L’action d’Aramco s’échangeait à la clôture mercredi à 43,05 riyals (environ 10,33 euros) à Ryad, selon le site du Tadawul, la Bourse de l’Arabie saoudite, la riche monarchie pétrolière du Golfe étant actionnaire majoritaire de l’entreprise.
Premier exportateur de pétrole brut au monde, Aramco avait été introduit en grande pompe en Bourse à Ryad en décembre 2019. L’action avait été lancée à l’époque au prix de 32 riyals (environ 7,7 euros).
Ce record boursier d’Aramco intervient après que les sanctions contre Moscou liées à l’invasion de l’Ukraine dans la nuit du 23 au 24 février commencent déjà à peser sur les exportations de brut russe. Les deux cours du pétrole de référence, le Brent de la mer du Nord et le West Texas Intermediate (WTI) américain, n’ont pas arrêté de croître. Les pays membres de l’Opep+ réunis hier à Vienne ont maintenu leur plan prudent d’augmentation mensuelle de la production de 400.000 barils/jour.

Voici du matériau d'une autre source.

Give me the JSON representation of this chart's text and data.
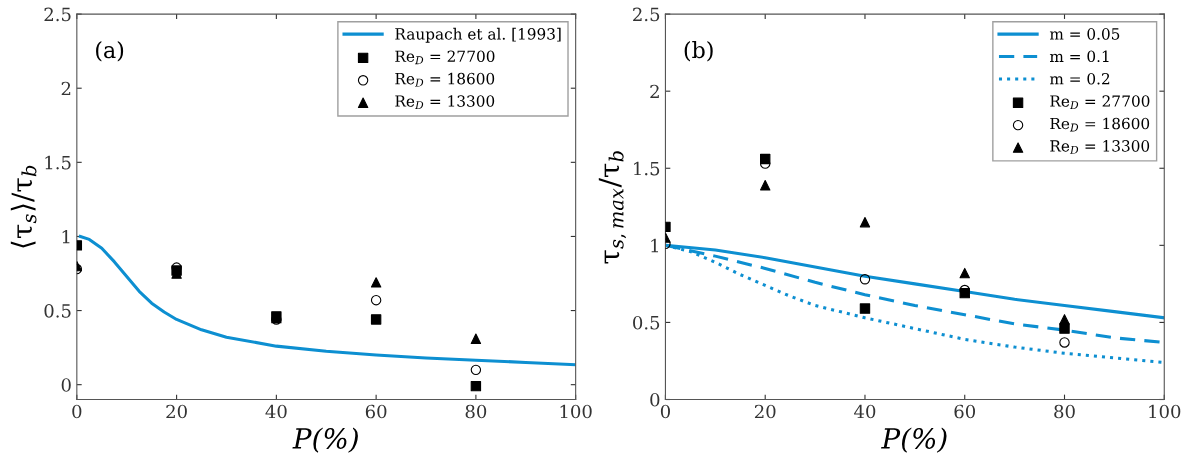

Les analystes observent un certain attentisme de la part de l’Opep+ composé des treize membres de l’Organisation des pays exportateurs de pétrole (Opep), menés par Ryad, et de leurs dix alliés conduits par Moscou.
L’économie du royaume saoudien qui repose essentiellement sur l’exportation de pétrole, avait lourdement pâti des baisses des prix de l’or noir sur les marchés mondiaux depuis 2014.